The Bakhrushin Museum in Moscow, Russia’s foremost repository of theatrical archives and stage designs, is in the midst of a bitter staff dispute that could threaten the future of its renowned collection, former and current employees have told The Art Newspaper.
In late August, staff members addressed a collective open letter to the federal museum’s long-time director Dmitry Rodionov, warning that highly qualified specialists are being forced to quit because of massive salary cuts and growing security concerns. They say the trouble started with a redistribution of museum funds by the deputy director Kristina Trubinova, who was appointed in March.
Salaries have been cut to a “starvation wage”, according to the letter, which expresses fears that more specialists will leave the museum and prove “irreplaceable”. One current employee, who wishes to remain anonymous, says that the withdrawal of regular bonuses from many staff members has effectively halved some salaries to around 25,000 rubles ($390) a month. Around 50 people have now quit, she says, around one-sixth of the overall staff.
The open letter also claims that parts of the museum are more exposed to security threats since the main entrance was moved from a side street to a busy road opposite a train station, and food stands open to the public were set up in the courtyard. As a result, employees say they “have encountered problems with the safety of the most valuable thing that the museum has—its collections”.
Highlights of the museum’s holdings, which are housed in the neo-Gothic mansion of the pre-revolutionary theatre lover Alexey Bakhrushin and nine other buildings, include works by Léon Bakst, Alexandre Benois and Natalia Goncharova. The museum has also lent works to major Russian art exhibitions at the Grand Palais in Paris and the Victoria and Albert Museum in London.
The scandal was first made public in a newspaper article by the theatre writer Yelena Yudina and Ninel Ismailova, who until 2018 ran a branch of the museum devoted to the Soviet set designer David Borovsky. They criticised the appointment of Trubinova, a former assistant to the Russian culture minister Vladimir Medinsky, noting the controversy surrounding her only previous museum experience. While she was deputy director of development at Moscow’s Second World War museum, Trubinova reportedly covered the windows of the museum’s cafe with images of the Siege of Leningrad, when hundreds of thousands of people starved to death.
A spokeswoman for the Bakhrushin Museum said that Trubinova and Rodionov declined to comment on the staff dispute. The Russian culture ministry—which provides most of the museum’s funding—did not respond to requests for comment.

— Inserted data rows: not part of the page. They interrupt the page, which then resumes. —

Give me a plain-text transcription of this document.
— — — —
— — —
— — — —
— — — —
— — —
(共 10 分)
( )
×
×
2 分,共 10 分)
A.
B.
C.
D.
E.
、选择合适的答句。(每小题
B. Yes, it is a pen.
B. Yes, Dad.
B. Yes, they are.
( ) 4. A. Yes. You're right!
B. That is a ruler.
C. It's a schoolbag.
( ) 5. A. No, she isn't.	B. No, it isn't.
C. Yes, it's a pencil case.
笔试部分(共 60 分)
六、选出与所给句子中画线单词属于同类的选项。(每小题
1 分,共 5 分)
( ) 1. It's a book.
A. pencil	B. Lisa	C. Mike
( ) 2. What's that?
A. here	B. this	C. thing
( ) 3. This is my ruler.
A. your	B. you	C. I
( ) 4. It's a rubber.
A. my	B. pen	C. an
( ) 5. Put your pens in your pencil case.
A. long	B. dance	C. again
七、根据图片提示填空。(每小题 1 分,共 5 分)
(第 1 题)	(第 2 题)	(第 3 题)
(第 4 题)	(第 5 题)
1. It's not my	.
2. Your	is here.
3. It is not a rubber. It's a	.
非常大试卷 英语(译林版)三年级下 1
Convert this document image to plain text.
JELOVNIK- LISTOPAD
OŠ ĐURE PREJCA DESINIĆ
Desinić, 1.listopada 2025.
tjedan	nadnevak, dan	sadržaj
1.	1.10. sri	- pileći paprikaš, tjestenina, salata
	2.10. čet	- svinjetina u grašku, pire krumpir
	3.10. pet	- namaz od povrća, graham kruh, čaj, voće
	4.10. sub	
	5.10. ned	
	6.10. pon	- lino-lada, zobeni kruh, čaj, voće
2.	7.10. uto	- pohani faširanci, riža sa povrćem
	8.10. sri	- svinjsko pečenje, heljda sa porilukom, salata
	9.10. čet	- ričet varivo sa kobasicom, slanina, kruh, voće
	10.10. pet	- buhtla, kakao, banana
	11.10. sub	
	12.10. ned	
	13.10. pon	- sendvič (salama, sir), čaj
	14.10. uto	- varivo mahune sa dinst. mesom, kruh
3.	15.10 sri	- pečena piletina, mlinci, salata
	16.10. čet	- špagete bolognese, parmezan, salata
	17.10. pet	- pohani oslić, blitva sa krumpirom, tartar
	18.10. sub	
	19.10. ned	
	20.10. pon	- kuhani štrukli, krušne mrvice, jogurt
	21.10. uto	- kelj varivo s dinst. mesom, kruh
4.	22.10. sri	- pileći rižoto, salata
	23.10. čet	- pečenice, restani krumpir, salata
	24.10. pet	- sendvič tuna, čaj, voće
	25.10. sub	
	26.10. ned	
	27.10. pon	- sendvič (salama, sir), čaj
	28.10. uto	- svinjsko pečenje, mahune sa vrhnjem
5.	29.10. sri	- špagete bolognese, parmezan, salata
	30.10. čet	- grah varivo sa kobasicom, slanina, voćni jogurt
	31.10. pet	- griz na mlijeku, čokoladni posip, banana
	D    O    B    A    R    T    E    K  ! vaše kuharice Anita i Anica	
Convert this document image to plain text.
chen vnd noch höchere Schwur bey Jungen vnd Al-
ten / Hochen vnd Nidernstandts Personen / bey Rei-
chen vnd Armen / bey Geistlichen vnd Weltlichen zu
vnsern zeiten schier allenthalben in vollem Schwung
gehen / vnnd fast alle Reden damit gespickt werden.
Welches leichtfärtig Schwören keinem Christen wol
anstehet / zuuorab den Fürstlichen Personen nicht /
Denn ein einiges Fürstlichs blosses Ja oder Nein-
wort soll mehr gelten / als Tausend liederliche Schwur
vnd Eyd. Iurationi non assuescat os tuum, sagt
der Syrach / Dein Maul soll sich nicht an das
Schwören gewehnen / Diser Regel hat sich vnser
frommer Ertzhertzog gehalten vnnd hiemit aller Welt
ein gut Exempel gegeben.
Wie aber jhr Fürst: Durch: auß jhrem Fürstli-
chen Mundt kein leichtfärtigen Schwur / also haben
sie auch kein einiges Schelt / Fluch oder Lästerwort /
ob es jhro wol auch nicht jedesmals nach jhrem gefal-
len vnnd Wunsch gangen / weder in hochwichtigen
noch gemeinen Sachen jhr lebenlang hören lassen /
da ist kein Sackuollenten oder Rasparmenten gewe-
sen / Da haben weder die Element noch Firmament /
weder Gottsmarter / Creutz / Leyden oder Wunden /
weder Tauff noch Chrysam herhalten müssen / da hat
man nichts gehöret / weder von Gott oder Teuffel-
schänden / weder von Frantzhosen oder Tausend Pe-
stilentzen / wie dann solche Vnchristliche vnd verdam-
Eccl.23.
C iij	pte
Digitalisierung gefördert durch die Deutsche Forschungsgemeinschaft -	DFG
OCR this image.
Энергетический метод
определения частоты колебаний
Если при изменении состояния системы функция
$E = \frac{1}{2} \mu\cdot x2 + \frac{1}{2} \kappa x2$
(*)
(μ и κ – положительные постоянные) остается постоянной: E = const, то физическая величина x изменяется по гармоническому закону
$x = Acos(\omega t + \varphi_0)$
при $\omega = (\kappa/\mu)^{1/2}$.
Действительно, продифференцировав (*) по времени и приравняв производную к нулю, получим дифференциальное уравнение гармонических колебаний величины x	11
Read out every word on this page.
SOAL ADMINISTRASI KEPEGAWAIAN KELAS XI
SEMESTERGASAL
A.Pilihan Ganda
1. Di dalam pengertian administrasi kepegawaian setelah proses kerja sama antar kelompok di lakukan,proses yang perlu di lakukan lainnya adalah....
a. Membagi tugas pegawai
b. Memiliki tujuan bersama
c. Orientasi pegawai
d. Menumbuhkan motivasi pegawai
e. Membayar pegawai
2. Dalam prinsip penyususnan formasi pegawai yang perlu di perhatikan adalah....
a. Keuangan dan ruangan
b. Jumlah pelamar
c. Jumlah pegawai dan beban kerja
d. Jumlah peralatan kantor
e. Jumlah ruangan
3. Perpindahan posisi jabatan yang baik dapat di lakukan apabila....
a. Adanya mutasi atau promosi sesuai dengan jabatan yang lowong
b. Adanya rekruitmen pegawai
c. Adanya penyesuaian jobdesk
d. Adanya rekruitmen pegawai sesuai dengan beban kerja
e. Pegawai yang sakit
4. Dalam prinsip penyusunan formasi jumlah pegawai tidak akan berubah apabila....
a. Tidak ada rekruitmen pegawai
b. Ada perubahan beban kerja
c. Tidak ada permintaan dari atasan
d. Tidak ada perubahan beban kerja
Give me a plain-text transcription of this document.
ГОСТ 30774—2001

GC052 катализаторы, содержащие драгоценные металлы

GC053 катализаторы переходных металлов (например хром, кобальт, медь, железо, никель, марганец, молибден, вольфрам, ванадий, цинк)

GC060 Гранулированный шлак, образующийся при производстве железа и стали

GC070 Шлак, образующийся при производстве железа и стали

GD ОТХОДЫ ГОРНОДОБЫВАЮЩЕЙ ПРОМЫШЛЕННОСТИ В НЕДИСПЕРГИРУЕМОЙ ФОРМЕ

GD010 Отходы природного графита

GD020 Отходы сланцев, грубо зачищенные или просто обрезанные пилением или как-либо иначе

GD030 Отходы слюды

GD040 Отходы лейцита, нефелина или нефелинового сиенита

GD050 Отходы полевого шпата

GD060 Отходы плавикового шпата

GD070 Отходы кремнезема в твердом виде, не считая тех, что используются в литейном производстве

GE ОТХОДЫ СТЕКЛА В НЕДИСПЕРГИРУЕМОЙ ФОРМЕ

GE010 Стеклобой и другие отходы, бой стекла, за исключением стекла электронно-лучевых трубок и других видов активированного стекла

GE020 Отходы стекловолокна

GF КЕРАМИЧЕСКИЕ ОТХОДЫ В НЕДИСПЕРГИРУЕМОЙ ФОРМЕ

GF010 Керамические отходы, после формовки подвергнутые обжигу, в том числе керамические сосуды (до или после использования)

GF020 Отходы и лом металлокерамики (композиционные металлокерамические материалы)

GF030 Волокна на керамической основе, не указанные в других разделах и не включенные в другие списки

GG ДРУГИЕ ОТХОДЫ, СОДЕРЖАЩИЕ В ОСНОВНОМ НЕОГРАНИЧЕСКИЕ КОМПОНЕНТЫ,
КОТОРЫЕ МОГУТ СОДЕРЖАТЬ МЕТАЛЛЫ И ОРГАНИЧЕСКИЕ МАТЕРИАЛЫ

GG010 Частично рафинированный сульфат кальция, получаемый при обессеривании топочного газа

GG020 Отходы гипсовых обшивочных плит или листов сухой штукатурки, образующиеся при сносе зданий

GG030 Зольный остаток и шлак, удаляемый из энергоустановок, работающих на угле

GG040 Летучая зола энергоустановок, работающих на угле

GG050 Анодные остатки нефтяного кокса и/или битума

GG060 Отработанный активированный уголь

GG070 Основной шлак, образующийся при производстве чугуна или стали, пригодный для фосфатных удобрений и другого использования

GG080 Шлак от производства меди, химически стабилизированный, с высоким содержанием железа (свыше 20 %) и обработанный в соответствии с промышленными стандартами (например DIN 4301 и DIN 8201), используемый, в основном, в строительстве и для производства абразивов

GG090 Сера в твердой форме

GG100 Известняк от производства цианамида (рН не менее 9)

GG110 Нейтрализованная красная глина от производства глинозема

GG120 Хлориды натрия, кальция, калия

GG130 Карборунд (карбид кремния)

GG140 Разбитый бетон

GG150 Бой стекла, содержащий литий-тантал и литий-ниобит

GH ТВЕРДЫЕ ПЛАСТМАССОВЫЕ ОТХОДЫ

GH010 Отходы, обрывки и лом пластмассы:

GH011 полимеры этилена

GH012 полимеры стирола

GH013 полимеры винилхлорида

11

Rodionov told Russian media in August that staff had begun to complain because “today the museum is preparing for a leap forward to a completely new scale of activity and development”, which included the creation of a new “museum quarter” on the former Bakhrushin estate. “The criteria for personnel are rising sharply, the workload, goals and professional skillset are changing. Quiet museum life is in the distant past,” he said.
On 4 September, members of Russia’s Presidential Council for Civil Society and Human Rights heard a report on the conflict. The situation will be studied by the Union of Museums of Russia, which is led by Mikhail Piotrovsky, the general director of the State Hermitage Museum.